Menurut ia, sebelum perkara yang terdaftar dengan nomor 90/PUU-XXI/2023 tersebut diputus MK, masyarakat sudah memprediksi akan ada kejutan dari lembaga hukum itu.
Ia mengatakan klausul tambahan yang dimuat dalam putusan MK tersebut tidak hanya menimbulkan tanda tanya dari masyarakat, namun juga hakim konstitusi MK, salah satunya Prof. Saldi Isra.
“Kalau bahasa Profesor Saldi, itu norma baru yang sebenarnya tidak ada dalam Undang-Undang Nomor 7 Tahun 2017. Inilah yang membuat banyak orang menyayangkan sikap MK yang terkesan politis dan seharusnya tidak boleh hadir,” jelasnya.
Mengenai pertimbangan hukum yang dibacakan Hakim Guntur Hamzah dan menjadi alasan hingga mengabulkan gugatan tersebut ialah sejumlah negara yang mengatur batas usia kepemimpinan di bawah 40 tahun.

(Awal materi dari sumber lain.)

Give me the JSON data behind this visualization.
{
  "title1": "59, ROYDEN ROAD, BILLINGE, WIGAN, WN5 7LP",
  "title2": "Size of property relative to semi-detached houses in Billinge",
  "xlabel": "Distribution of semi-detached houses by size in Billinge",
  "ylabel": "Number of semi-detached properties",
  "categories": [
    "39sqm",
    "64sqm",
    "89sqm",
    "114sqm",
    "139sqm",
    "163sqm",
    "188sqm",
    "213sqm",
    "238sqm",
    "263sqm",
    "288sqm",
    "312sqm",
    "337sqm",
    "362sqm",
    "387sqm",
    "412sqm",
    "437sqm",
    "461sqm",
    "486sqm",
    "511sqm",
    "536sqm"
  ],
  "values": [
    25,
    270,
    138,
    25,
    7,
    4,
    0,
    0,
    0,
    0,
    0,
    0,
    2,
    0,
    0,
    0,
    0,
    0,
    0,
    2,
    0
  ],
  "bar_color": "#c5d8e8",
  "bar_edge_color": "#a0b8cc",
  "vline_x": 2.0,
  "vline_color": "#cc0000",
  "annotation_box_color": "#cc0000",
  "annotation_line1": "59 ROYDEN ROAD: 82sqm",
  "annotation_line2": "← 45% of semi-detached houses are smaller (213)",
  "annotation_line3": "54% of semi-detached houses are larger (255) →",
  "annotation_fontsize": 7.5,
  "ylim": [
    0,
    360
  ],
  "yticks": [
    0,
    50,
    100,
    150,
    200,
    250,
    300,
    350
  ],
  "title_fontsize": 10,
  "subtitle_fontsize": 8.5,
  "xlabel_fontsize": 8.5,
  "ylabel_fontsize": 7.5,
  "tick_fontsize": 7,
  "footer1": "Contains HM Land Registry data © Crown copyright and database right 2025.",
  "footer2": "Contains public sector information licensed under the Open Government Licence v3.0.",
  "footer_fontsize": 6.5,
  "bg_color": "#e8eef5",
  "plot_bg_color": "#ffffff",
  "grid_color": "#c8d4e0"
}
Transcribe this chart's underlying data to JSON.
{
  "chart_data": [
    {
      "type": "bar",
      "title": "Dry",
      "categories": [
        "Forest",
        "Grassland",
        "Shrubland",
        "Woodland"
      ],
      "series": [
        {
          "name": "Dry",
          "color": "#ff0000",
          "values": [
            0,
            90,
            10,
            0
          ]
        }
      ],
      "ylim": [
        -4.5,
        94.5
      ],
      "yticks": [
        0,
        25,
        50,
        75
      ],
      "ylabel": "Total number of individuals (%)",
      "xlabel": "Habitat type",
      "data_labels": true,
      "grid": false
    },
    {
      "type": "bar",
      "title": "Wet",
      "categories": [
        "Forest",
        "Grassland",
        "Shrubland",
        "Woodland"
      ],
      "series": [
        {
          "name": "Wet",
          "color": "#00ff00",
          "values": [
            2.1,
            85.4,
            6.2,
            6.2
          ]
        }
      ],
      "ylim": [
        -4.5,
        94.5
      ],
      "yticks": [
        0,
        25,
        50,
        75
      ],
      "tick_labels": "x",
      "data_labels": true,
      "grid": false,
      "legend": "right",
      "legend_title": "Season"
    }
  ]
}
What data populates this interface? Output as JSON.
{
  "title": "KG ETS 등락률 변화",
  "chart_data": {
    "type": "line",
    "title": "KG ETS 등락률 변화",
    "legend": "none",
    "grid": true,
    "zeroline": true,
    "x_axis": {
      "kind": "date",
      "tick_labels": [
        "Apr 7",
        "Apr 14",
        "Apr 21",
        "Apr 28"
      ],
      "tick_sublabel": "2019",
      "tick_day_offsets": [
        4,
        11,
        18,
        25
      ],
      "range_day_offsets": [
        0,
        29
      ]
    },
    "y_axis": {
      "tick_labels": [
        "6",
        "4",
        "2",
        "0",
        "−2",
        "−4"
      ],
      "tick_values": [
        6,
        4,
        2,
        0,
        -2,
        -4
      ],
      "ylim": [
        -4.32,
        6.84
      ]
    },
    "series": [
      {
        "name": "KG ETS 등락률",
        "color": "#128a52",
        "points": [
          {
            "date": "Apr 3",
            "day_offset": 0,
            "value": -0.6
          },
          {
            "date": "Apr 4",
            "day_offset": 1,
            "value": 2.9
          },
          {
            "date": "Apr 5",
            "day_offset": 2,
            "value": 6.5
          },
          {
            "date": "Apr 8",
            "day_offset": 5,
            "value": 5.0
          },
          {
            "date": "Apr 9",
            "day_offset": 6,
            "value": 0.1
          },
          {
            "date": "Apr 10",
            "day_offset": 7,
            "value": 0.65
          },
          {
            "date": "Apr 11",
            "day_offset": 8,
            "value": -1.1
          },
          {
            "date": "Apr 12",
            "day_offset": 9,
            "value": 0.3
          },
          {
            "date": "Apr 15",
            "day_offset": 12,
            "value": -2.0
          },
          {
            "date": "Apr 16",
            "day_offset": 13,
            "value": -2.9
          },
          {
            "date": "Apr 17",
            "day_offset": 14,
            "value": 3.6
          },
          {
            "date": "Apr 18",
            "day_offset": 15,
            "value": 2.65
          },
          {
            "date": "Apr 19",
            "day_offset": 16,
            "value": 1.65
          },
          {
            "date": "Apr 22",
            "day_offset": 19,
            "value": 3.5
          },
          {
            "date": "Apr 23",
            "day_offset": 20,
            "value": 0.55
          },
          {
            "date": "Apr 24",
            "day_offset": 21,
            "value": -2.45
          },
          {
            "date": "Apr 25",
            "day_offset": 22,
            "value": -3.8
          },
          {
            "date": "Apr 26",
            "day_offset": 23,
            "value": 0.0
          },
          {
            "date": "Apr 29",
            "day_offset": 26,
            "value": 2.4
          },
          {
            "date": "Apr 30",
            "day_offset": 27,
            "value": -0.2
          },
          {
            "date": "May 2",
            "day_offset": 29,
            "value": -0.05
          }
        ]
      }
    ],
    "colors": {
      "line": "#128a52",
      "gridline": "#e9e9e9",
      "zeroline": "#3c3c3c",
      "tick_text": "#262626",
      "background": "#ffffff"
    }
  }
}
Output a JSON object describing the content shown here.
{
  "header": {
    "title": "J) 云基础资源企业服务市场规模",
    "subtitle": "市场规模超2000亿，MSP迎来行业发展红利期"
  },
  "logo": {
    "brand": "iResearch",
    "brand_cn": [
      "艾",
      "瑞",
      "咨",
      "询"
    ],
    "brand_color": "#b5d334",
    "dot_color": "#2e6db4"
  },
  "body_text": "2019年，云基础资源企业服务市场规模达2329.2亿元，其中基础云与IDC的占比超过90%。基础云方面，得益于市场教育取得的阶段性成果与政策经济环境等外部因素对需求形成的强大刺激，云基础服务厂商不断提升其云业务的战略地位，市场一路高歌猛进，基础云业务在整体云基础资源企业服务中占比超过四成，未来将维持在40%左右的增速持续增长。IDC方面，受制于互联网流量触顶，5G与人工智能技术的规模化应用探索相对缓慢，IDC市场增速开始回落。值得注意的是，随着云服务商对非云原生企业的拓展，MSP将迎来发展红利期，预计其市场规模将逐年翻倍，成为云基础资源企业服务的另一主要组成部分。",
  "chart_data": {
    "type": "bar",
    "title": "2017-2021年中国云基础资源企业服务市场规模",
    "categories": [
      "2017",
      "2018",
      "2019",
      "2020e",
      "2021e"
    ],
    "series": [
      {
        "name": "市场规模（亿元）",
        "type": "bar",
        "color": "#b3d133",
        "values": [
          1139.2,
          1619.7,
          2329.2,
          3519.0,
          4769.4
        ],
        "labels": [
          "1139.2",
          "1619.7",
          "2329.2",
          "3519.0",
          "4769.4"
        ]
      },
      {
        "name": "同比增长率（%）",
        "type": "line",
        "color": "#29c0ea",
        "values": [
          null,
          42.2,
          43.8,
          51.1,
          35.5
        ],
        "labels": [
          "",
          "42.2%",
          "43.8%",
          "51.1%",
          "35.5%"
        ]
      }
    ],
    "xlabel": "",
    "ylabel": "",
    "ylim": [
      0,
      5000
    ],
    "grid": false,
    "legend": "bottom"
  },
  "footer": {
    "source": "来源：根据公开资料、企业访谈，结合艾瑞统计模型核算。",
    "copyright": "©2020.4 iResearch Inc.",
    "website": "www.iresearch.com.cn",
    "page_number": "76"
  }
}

Asrinaldi menilai hal tersebut bisa saja diterapkan di Indonesia, namun bukan untuk Pilpres 2024. Sebab jika tetap diimplementasikan maka terkesan menguntungkan kepentingan politik pihak tertentu.
“Bisa saja dilaksanakan, tapi bukan dalam waktu yang mendesak (Pilpres 2024). Artinya, kalau mau diimplementasikan, ya harusnya pada Pilpres 2029,” jelasnya.
Asrinaldi menambahkan bahwa untuk memimpin negara sebesar Indonesia dibutuhkan sosok pemimpin yang cakap dari berbagai aspek.
“Oleh karena itu, seharusnya butuh kajian mendalam, apakah capres atau cawapres berusia di bawah 40 tahun layak mengomandoi 270 juta jiwa lebih masyarakat Indonesia,” katanya menambahkan.